Changing your hunting plan to put yourself into a position of taking a dominant gobbler is work, but if you pursue turkeys for the enjoyment of the hunt itself, you need to take on a dominant bird at least once in your hunting lifetime.
Rule No. 1...
The first rule is to have no rules when hunting these birds. To consistently get in the move and countermove game with these turkeys, you’ve got to react to situations with your gut instinct and work with a “seat of your pants” philosophy. You’ll find that your best and most memorable hunts are those where the old gobbler got to you in a personal way. When it gets personal, you’ll label him with a name and commit to the maximum level of effort necessary to put a tag on that gobbler.
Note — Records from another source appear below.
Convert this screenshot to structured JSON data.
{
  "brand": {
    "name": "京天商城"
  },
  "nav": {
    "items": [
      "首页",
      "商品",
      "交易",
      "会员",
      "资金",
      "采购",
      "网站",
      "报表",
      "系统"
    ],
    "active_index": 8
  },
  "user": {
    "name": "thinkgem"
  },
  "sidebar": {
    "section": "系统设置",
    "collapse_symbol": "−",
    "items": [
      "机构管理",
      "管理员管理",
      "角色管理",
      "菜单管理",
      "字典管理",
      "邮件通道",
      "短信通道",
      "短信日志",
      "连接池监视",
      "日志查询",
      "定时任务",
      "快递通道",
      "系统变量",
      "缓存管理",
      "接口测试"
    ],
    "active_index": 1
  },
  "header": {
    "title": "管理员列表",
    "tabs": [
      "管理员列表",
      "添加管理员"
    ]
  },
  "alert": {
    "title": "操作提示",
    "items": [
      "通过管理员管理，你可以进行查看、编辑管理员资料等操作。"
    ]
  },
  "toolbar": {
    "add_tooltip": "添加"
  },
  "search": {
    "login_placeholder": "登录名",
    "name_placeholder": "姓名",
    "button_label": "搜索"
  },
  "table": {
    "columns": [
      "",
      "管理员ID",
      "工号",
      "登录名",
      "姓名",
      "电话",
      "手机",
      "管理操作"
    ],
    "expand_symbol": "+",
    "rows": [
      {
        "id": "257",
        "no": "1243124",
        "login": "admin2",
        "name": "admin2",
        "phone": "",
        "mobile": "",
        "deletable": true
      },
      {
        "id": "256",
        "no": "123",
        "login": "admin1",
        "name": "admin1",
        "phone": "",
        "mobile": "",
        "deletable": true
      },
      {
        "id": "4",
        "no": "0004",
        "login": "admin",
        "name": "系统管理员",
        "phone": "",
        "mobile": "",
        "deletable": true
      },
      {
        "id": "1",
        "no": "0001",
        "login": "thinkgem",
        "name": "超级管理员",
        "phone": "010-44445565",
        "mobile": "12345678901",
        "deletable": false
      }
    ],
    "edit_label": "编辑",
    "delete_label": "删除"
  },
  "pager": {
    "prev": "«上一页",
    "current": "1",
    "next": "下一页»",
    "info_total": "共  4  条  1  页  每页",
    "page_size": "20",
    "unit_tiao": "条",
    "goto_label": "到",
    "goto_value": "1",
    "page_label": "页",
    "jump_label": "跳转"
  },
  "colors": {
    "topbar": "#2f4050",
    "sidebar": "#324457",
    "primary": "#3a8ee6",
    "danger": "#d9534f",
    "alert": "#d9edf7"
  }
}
The strength of a dominant gobbler lays in its role as king in the area it rules. If you only hear one or two birds gobbling in woods that you know are full of turkeys, it’s quite possible that you’re in the home range of a dominant gobbler. The 2-year-old birds are quiet because if they gobble or even look twice at a hen, the dominant gobbler will find and thrash them. Take out the dominant bird and the same woods may produce a half-dozen or dozen different birds sounding off within a short period of time. Because the young toms fear the older bird, the dominant gobbler seldom gets in a hurry or throws caution to the wind, even during the breeding season. Obviously, this makes him more difficult to harvest.
He also knows every tree, bush, limb and stump in his territory. It will notice anything out of place. This tom most likely has had unpleasant experiences with fake hen calling. He has learned that hens come to him when it’s breeding time and thus, has unbelievable patience.